Yang afdhal dalam sujud adalah menambah dengan doa-doa yang ma’tsur dari al Qur’an dan hadits, atau doa-doa sujud yang disebutkan dalam as sunnah secara khusus seperti :
سُبْحَانَكَ اللَّهُمَّ رَبَّنَا وَبِحَمْدِكَ اللَّهُمَّ اغْفِرْ لِي
Maha Suci Engkau Ya Allah, segala pujian untuk-Mu, ampunilah Aku. (HR. Bukhari)
اللَّهُمَّ اغْفِرْ لِي ذَنْبِي كُلَّهُ دِقَّهُ وَجِلَّهُ، وَأَوَّلَهُ وَآخِرَهُ، وَعَلاَنِيَتَهُ وَسِرَّهُ، اللَّهُمَّ إِنِّي أَعُوذُ بِرِضَاكَ مِنْ سَخَطِكَ، وَبِعَفْوِكَ مِنْ عُقُوبَتِكَ، وَأَعُوذُ بِكَ مِنْكَ، لاَ أُحْصِي ثَنَاءً عَلَيْكَ أَنْتَ كَمَا أَثْنَيْتَ عَلَى نَفْسِكَ
Ya Allah, ampunilah diriku dari dosaku semuanya, yang detail atau yang besar, yang awal dan yang akhir, yang terlihat ataupun yang tidak terlihat. Ya Allah, aku berlindung dengan keridhaan-Mu dari murka-Mu, dengan maaf-Mu dari hukuman-Mu dan Aku berlindung dengan-Mu dari-Mu. Tidak terhitung pujian bagi-Mu Engkau sebagaimana pujian-Mu atas diri-Mu. (HR. Muslim)
اللَّهُمَّ أَعِنيِّ عَلىَ شُكْرِكَ وَحُسْنِ عِبَادَتِكَ
Ya Allah, tolonglah aku untuk bersyukur dan beribadah dengan baik kepada-Mu." (Sunan Ibnu Manshur)
 Boleh juga dengan doa-doa apapun yang berisi kebaikan asalkan dengan menggunakan bahasa Arab. Jika bukan dengan doa yang berbahasa Arab hendaknya dibaca di dalam hati, karena jika dilafadzkan akan menyebakan batalnya shalat.

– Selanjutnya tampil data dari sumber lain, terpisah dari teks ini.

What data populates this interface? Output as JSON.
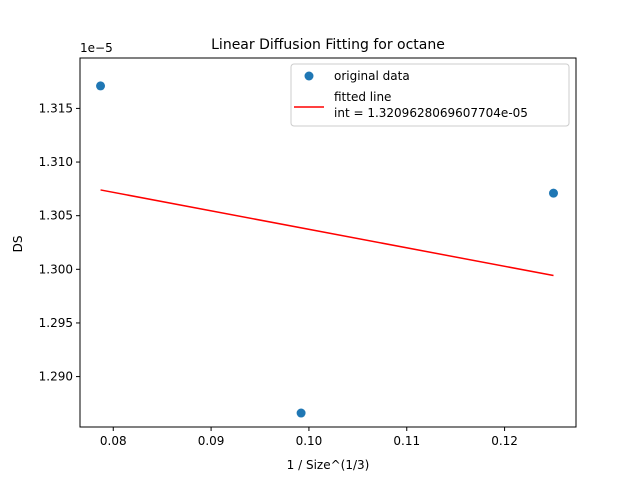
{
  "chart_data": {
    "type": "scatter",
    "title": "Linear Diffusion Fitting for octane",
    "xlabel": "1 / Size^(1/3)",
    "ylabel": "DS",
    "y_offset_label": "1e−5",
    "xlim": [
      0.0766,
      0.1273
    ],
    "ylim": [
      1.2853,
      1.3197
    ],
    "xticks": [
      0.08,
      0.09,
      0.1,
      0.11,
      0.12
    ],
    "xtick_labels": [
      "0.08",
      "0.09",
      "0.10",
      "0.11",
      "0.12"
    ],
    "yticks": [
      1.29,
      1.295,
      1.3,
      1.305,
      1.31,
      1.315
    ],
    "ytick_labels": [
      "1.290",
      "1.295",
      "1.300",
      "1.305",
      "1.310",
      "1.315"
    ],
    "grid": false,
    "legend_position": "top-right",
    "series": [
      {
        "name": "original data",
        "kind": "scatter",
        "color": "#1f77b4",
        "points": [
          {
            "x": 0.0787,
            "y": 1.3171
          },
          {
            "x": 0.0992,
            "y": 1.2866
          },
          {
            "x": 0.125,
            "y": 1.3071
          }
        ]
      },
      {
        "name": "fitted line\n int = 1.3209628069607704e-05",
        "kind": "line",
        "color": "#ff0000",
        "points": [
          {
            "x": 0.0787,
            "y": 1.3074
          },
          {
            "x": 0.125,
            "y": 1.29942
          }
        ]
      }
    ]
  }
}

Berkata al Muhyiddin an Nawawi rahimahullah :

ولا يجوز ان يخترع دعوة غير مأثورة ويأتى بها العجمية بلا خلاف وتبطل بها الصلاة
“Dan tidak boleh membuat doa-doa yang tidak diajarkan Nabi dengan mengungkapnnya dengan bahasa ‘ajam (selain bahasa arab) berdasarkan kesepakatan ulama dan shalatnya menjadi batal.[7]

Kesimpulan

1.     Boleh bahkan dianjurkan berdo’a di dalam sujud diluar bacaan tasbih menurut mayoritas ulama.
2.    Yang Afdhal adalah doa sujud yang diajarkan Rasulullah shalallahu’alaihi wasslam atau doa-doa dalam al Qur’an dan hadits.
3.  Boleh membaca doa yang digubah sendiri dalam bahasa Arab, namun jika dalam bahasa selain Arab haram dan batal shalatnya.

Wallahu a’lam.


[1] Fiqh al Islami wa Adillatuhu (2/896), Al Mausu’ah al Fiqhiyyah al Kuwaitiyyah (39/227).
[2] Dar al Mukhtar (1/472).
[3] Jawahirul Iklil (1/51).
[4] Hasyiyah al Qulyubi (1/173)
[5] Al Majmu’ Syarh al Muhadzdzab (3/471).
[6] Al Mughni (1/522).
[7] Al Majmu’ Syarh al Muhadzdzab (3/471).